The design of the Internet in the first place is one of a boundless variety of end-points, with no central control of what those ends can do. Each is simply an address. Any end can connect with any other end. We have a similar system in the world called conversation. Anybody can talk with anybody else, or shake hands. They can also engage in business, and form relationships that last for moments or years. With personal clouds, things as well as people are brought into the Internet’s conversational and relational end-to-end system.

Take for example your car. Let’s say you put a SquareTag on the dashboard, next to the vehicle ID number. You can set up your car’s personal cloud so that all somebody scanning it sees is that it’s your car (or whatever you choose for it to say). But you can also scan the tag every time you have the car serviced, be taken to the car’s personal cloud, and enter whatever you like about the service event, or click on a private link that takes you (alone) back through your notes on the car’s service history. You can also set it up so the service station or dealer can connect their service records to yours, so when you look in your car’s personal cloud, you can also see those other service records. All you need for doing that are logical connections between the car’s tag cloud and the clouds of the other places where data is kept. With a squaretag, it isn’t necessary for any of your things to be “smart.” Instead the smarts are located in those things’ personal clouds.

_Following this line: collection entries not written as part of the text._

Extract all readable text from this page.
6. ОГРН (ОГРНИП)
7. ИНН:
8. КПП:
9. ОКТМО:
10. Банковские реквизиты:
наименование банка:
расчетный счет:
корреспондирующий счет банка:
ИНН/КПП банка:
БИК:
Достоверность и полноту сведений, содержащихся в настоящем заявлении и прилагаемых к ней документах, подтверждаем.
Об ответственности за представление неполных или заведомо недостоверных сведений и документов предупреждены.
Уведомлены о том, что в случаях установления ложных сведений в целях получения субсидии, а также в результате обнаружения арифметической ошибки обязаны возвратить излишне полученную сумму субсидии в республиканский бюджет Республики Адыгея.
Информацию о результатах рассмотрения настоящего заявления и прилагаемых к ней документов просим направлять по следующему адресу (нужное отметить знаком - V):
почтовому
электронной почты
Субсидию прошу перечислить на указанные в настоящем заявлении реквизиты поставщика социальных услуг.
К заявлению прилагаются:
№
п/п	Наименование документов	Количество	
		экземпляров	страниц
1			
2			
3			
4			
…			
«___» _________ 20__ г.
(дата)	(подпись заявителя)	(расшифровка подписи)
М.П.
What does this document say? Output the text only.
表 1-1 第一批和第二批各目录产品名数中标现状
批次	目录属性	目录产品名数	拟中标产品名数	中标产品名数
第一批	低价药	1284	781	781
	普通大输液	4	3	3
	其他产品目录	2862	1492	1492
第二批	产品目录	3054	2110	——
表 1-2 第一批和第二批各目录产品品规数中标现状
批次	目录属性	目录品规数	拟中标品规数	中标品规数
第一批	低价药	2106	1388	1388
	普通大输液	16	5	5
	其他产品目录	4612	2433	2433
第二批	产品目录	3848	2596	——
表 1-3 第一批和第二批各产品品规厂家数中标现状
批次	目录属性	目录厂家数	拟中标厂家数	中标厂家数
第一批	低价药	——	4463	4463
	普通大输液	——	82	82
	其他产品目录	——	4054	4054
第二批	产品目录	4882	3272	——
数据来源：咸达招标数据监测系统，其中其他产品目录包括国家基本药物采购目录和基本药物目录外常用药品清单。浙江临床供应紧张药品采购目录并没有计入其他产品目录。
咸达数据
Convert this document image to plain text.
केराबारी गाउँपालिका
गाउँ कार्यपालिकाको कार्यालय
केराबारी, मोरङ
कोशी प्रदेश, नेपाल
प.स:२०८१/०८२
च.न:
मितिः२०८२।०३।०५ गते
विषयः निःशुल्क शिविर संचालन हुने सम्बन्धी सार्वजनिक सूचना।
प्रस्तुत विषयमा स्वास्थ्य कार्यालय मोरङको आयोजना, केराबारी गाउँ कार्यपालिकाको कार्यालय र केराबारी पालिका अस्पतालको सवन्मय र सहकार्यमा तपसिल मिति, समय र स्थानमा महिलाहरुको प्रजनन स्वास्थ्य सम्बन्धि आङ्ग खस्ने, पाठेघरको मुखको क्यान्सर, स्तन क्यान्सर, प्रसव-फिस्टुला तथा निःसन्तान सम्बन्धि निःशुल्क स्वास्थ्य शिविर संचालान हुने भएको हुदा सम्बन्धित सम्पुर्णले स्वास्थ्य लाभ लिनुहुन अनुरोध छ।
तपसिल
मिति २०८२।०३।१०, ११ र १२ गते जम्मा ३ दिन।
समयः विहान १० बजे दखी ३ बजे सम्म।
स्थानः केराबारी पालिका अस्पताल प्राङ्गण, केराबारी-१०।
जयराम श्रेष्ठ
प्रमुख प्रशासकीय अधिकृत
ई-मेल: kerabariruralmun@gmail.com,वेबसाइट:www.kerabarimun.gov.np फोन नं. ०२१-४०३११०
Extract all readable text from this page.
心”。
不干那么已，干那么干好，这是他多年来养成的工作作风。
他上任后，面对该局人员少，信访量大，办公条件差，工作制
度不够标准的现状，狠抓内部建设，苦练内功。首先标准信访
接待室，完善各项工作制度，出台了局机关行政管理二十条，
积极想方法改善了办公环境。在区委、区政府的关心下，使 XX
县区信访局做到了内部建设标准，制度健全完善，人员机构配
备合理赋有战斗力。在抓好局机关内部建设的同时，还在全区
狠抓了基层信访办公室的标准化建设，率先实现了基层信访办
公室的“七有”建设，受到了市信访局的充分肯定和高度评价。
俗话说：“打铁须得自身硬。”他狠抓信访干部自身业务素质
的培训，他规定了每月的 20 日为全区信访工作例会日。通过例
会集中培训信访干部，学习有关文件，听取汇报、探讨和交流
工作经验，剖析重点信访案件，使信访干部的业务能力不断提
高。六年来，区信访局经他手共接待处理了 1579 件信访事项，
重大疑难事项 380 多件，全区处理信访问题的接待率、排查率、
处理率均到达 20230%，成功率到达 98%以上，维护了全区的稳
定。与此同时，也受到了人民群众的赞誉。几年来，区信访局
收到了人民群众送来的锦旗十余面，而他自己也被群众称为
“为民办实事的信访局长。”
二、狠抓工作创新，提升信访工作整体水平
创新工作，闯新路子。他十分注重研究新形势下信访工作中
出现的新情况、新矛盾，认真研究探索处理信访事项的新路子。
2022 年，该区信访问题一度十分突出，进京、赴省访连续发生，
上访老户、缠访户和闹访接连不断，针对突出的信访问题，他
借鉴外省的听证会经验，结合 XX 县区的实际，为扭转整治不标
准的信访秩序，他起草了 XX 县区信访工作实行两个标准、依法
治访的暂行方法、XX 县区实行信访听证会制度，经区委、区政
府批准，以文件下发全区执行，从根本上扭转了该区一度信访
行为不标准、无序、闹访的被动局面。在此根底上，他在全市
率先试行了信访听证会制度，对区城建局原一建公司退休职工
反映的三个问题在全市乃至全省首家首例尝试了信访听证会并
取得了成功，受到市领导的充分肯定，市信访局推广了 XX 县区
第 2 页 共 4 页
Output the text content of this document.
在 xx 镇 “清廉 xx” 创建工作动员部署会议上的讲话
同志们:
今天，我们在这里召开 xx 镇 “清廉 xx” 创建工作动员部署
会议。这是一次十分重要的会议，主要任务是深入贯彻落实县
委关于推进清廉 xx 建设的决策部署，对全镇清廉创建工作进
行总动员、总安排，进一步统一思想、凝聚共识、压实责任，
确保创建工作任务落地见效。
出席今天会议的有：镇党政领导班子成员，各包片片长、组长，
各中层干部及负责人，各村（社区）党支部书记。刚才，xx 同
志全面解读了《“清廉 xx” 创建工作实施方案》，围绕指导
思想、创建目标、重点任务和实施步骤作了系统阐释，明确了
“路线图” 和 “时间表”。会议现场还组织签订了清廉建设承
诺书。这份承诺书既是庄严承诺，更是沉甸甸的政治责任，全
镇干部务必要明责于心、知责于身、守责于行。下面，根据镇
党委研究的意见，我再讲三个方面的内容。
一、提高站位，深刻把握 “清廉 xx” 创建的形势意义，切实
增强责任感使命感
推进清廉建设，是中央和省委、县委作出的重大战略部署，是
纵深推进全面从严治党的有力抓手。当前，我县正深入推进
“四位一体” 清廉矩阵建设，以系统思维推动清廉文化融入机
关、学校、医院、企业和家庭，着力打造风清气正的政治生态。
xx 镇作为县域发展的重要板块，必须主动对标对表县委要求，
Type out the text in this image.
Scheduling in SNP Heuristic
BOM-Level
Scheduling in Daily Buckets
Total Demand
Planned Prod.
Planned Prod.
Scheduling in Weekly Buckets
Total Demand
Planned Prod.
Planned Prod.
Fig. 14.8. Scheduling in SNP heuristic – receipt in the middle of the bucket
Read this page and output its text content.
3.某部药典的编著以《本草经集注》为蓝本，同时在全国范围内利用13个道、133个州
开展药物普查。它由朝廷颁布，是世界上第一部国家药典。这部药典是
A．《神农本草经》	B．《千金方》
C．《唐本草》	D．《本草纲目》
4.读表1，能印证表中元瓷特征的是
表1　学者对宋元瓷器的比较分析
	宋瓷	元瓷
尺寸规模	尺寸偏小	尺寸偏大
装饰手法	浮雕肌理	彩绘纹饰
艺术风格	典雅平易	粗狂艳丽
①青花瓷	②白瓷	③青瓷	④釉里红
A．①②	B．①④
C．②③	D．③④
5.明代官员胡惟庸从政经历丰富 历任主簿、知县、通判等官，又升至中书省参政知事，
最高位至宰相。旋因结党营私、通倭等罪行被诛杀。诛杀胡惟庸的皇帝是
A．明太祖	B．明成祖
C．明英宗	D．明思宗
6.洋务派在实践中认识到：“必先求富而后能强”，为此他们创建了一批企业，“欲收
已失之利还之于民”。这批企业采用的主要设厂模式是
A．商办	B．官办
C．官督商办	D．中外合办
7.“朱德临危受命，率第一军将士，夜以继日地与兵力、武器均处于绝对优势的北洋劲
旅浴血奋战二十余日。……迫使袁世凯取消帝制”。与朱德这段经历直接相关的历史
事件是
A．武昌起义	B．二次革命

There is no limit to what we can do with personal clouds because all of them are by nature independent, just as atoms are independent. And, just as certain kinds of atoms bond well with other kinds of atoms to form molecules, certain kinds of personal clouds (such as those of things we possess) will bond well with other kinds of personal clouds (such as human beings with possessions).

Likewise each of our personal clouds can, by mutual agreement, be social in the true and literal sense of the word — just as we are in the physical world. We won’t need to be social only inside corporate systems like Twitter’s and Facebook’s. There will still be administrative identities in the world (such as the ones on our drivers licenses and in employers’ HR systems), but among our sovereign selves we can choose to identify ourselves any way we wish. (Which others can, of course, accept or not.)

While personal clouds today are programmed with an open source language (KRL, for Kinetic Rules Language), and executed on an open source rules engine, what makes them interoperable are a new open standard: the evented API. Open standards are what allow closed (or open) things to connect and do things with each other. For example, it doesn’t matter whether you are reading this on a Linux, Mac, Windows, iOS or Android device. Open standards make it possible for all those things to communicate with each other.

We are at the earliest stage of where personal clouds will eventually go. What we can say with confidence, however, is that they will some day be the way each of us controls our lives, our personal data, our possessions, and our relationships with each other and our things.

We are born as sovereign beings, yet live in a networked world. The Internet as it was designed in the first place respected that. For most of the last two decades, however, we forgot that and built industrial-age systems that subordinated individual sovereignty and autonomy to the conveniences of large companies and governments. We built systems for capturing and controlling people and their things. There was lots of good stuff that could be done with these systems, but they were done at the expense of liberty and freedom for individuals and their possessions. Personal clouds not only promise that liberty and freedom, but provide the means for accomplishing it.

What we do with personal clouds is up to each of us — and to the countless new businesses that will show up to help out. When they do, you can bet a whole new boom of possibilities will show up too. The difference with this boom, however, is that each of us will be in charge of ourselves and what’s ours. That’s new. And it will never get old.